"The decline in the pound is like a fever," according to former Treasury Secretary Larry Summers.
"It's a sign of some serious problems that are associated with the Brexit strategy," he told CNBC on Monday evening.
The famed American economist's comments follow a torrid start to the month for the British currency with sterling now down around 5 percent against the U.S. dollar so far in October and hovering at lows unseen since the mid-1980s.
The current level of around $1.23 per British pound is off the lows of around $1.14 seen last Friday when the currency plummeted under circumstances still under investigation by the Bank of England but widely suspected to be linked to algorithmic trading patterns.
Summers is not alone in positing that the worst may not be over as Britain inches towards the March 2017 deadline Prime Minister Theresa May has set for triggering "Article 50" and thereby the official start of the U.K.'s withdrawal from the European Union.
Julian Howard, investment director at asset manager GAM, told CNBC Tuesday he expected sterling to trade in the $1.20 - $1.25 range for the next few weeks.
Looking further out, investment bank UBS is calling for sterling to finish 2017 at $1.20 while HSBC's David Bloom sees a more brutal path ahead, with an end-2017 forecast of $1.10.
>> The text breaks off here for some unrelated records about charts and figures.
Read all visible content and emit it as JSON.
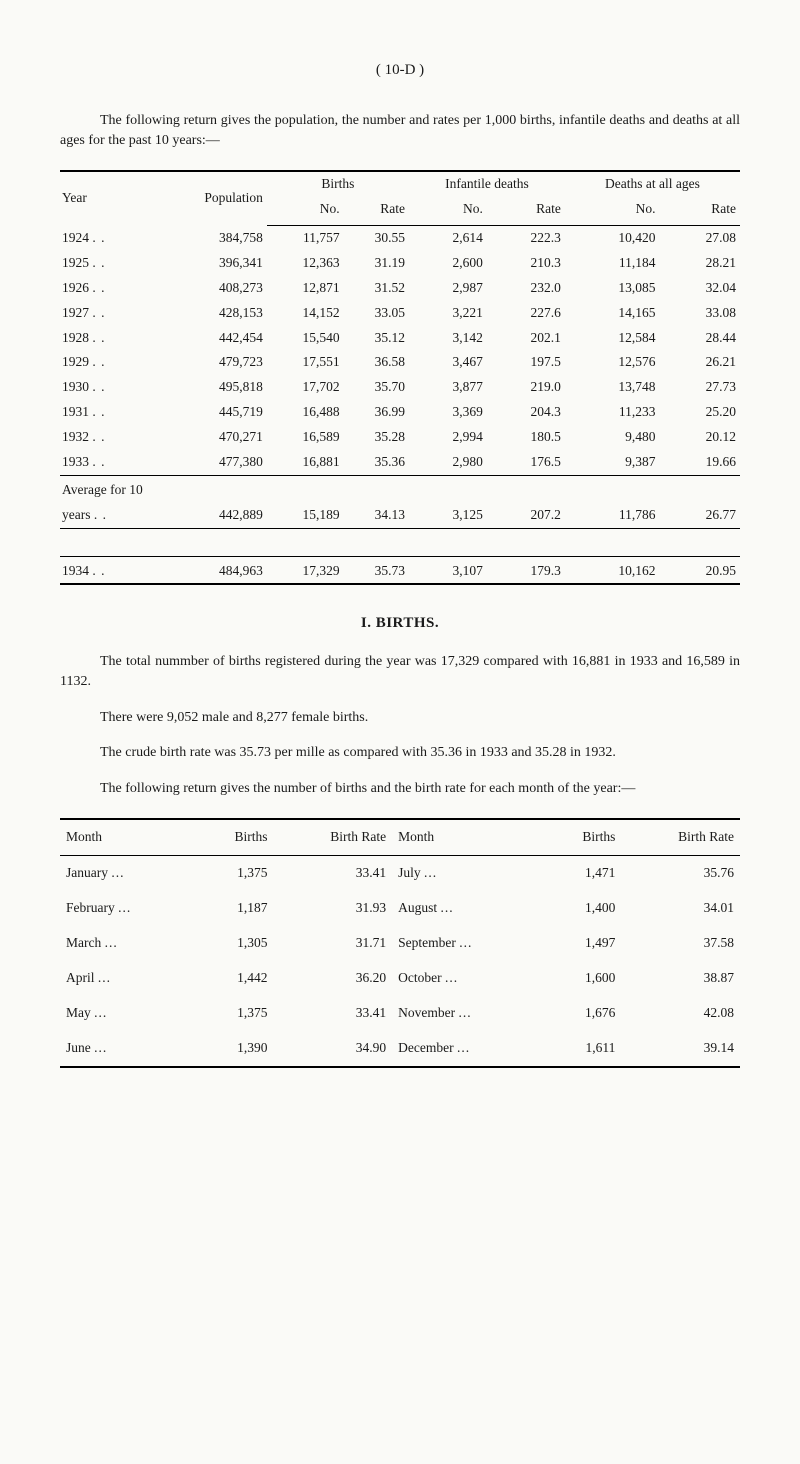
{
  "page_number_label": "( 10-D )",
  "intro_para": "The following return gives the population, the number and rates per 1,000 births, infantile deaths and deaths at all ages for the past 10 years:—",
  "table1": {
    "headers": {
      "year": "Year",
      "population": "Population",
      "births": "Births",
      "infantile": "Infantile deaths",
      "deaths_all": "Deaths at all ages",
      "no": "No.",
      "rate": "Rate"
    },
    "rows": [
      {
        "year": "1924",
        "dots": ". .",
        "pop": "384,758",
        "b_no": "11,757",
        "b_rate": "30.55",
        "i_no": "2,614",
        "i_rate": "222.3",
        "d_no": "10,420",
        "d_rate": "27.08"
      },
      {
        "year": "1925",
        "dots": ". .",
        "pop": "396,341",
        "b_no": "12,363",
        "b_rate": "31.19",
        "i_no": "2,600",
        "i_rate": "210.3",
        "d_no": "11,184",
        "d_rate": "28.21"
      },
      {
        "year": "1926",
        "dots": ". .",
        "pop": "408,273",
        "b_no": "12,871",
        "b_rate": "31.52",
        "i_no": "2,987",
        "i_rate": "232.0",
        "d_no": "13,085",
        "d_rate": "32.04"
      },
      {
        "year": "1927",
        "dots": ". .",
        "pop": "428,153",
        "b_no": "14,152",
        "b_rate": "33.05",
        "i_no": "3,221",
        "i_rate": "227.6",
        "d_no": "14,165",
        "d_rate": "33.08"
      },
      {
        "year": "1928",
        "dots": ". .",
        "pop": "442,454",
        "b_no": "15,540",
        "b_rate": "35.12",
        "i_no": "3,142",
        "i_rate": "202.1",
        "d_no": "12,584",
        "d_rate": "28.44"
      },
      {
        "year": "1929",
        "dots": ". .",
        "pop": "479,723",
        "b_no": "17,551",
        "b_rate": "36.58",
        "i_no": "3,467",
        "i_rate": "197.5",
        "d_no": "12,576",
        "d_rate": "26.21"
      },
      {
        "year": "1930",
        "dots": ". .",
        "pop": "495,818",
        "b_no": "17,702",
        "b_rate": "35.70",
        "i_no": "3,877",
        "i_rate": "219.0",
        "d_no": "13,748",
        "d_rate": "27.73"
      },
      {
        "year": "1931",
        "dots": ". .",
        "pop": "445,719",
        "b_no": "16,488",
        "b_rate": "36.99",
        "i_no": "3,369",
        "i_rate": "204.3",
        "d_no": "11,233",
        "d_rate": "25.20"
      },
      {
        "year": "1932",
        "dots": ". .",
        "pop": "470,271",
        "b_no": "16,589",
        "b_rate": "35.28",
        "i_no": "2,994",
        "i_rate": "180.5",
        "d_no": "9,480",
        "d_rate": "20.12"
      },
      {
        "year": "1933",
        "dots": ". .",
        "pop": "477,380",
        "b_no": "16,881",
        "b_rate": "35.36",
        "i_no": "2,980",
        "i_rate": "176.5",
        "d_no": "9,387",
        "d_rate": "19.66"
      }
    ],
    "avg_label_1": "Average for 10",
    "avg_label_2": "years",
    "avg_dots": ". .",
    "avg": {
      "pop": "442,889",
      "b_no": "15,189",
      "b_rate": "34.13",
      "i_no": "3,125",
      "i_rate": "207.2",
      "d_no": "11,786",
      "d_rate": "26.77"
    },
    "row_1934": {
      "year": "1934",
      "dots": ". .",
      "pop": "484,963",
      "b_no": "17,329",
      "b_rate": "35.73",
      "i_no": "3,107",
      "i_rate": "179.3",
      "d_no": "10,162",
      "d_rate": "20.95"
    }
  },
  "section_title": "I. BIRTHS.",
  "births_para1": "The total nummber of births registered during the year was 17,329 compared with 16,881 in 1933 and 16,589 in 1132.",
  "births_para2": "There were 9,052 male and 8,277 female births.",
  "births_para3": "The crude birth rate was 35.73 per mille as compared with 35.36 in 1933 and 35.28 in 1932.",
  "births_para4": "The following return gives the number of births and the birth rate for each month of the year:—",
  "table2": {
    "headers": {
      "month": "Month",
      "births": "Births",
      "rate": "Birth Rate"
    },
    "rows_left": [
      {
        "month": "January",
        "dots": "...",
        "births": "1,375",
        "rate": "33.41"
      },
      {
        "month": "February",
        "dots": "...",
        "births": "1,187",
        "rate": "31.93"
      },
      {
        "month": "March",
        "dots": "...",
        "births": "1,305",
        "rate": "31.71"
      },
      {
        "month": "April",
        "dots": "...",
        "births": "1,442",
        "rate": "36.20"
      },
      {
        "month": "May",
        "dots": "...",
        "births": "1,375",
        "rate": "33.41"
      },
      {
        "month": "June",
        "dots": "...",
        "births": "1,390",
        "rate": "34.90"
      }
    ],
    "rows_right": [
      {
        "month": "July",
        "dots": "...",
        "births": "1,471",
        "rate": "35.76"
      },
      {
        "month": "August",
        "dots": "...",
        "births": "1,400",
        "rate": "34.01"
      },
      {
        "month": "September",
        "dots": "...",
        "births": "1,497",
        "rate": "37.58"
      },
      {
        "month": "October",
        "dots": "...",
        "births": "1,600",
        "rate": "38.87"
      },
      {
        "month": "November",
        "dots": "...",
        "births": "1,676",
        "rate": "42.08"
      },
      {
        "month": "December",
        "dots": "...",
        "births": "1,611",
        "rate": "39.14"
      }
    ]
  }
}
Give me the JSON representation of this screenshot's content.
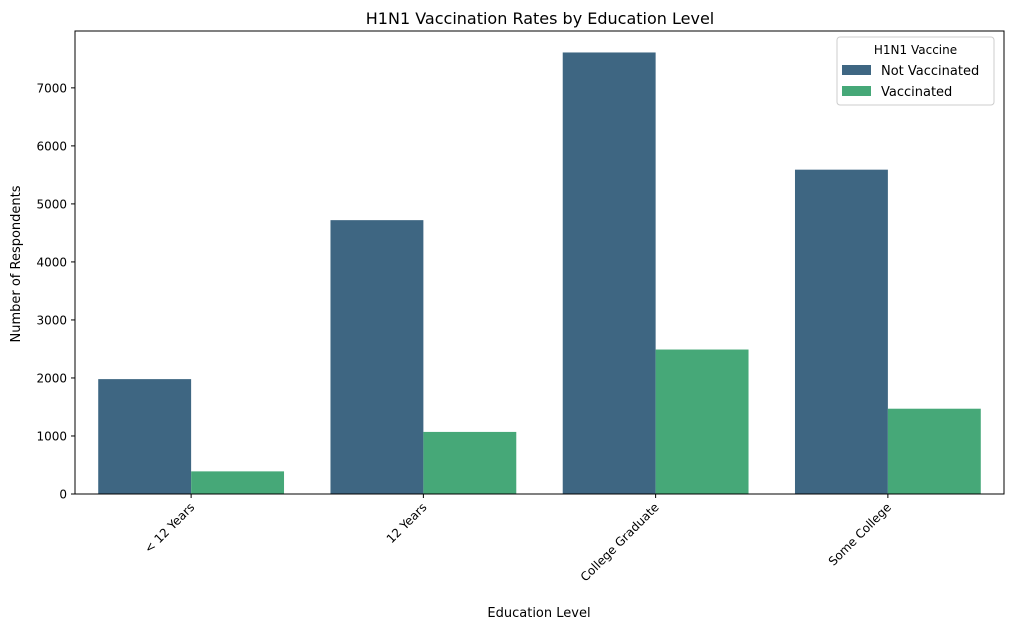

The path by which Brexit unfolds is being keenly watched by currency traders with the view that a "hard" exit from the bloc could cause further pain for sterling bulls. Yet also in focus is the path of interest rates with the Bank of England cutting as recently as August while the U.S. Federal Reserve gears up for a potential near-term rate hike, possibly as soon as December. A further divergence in rates would likely exacerbate the pressure on sterling versus its U.S. counterpart.
But despite concerns that a rapid depreciation may help to stoke inflation without growth in the U.K. and create a yet more challenging economic backdrop, it's not all bad news.
Summers also sought to highlight the winners in sterling's demise, saying "the pound will do a useful thing by stimulating British exports and encouraging some substitution from foreign producers to British producers in terms of imports."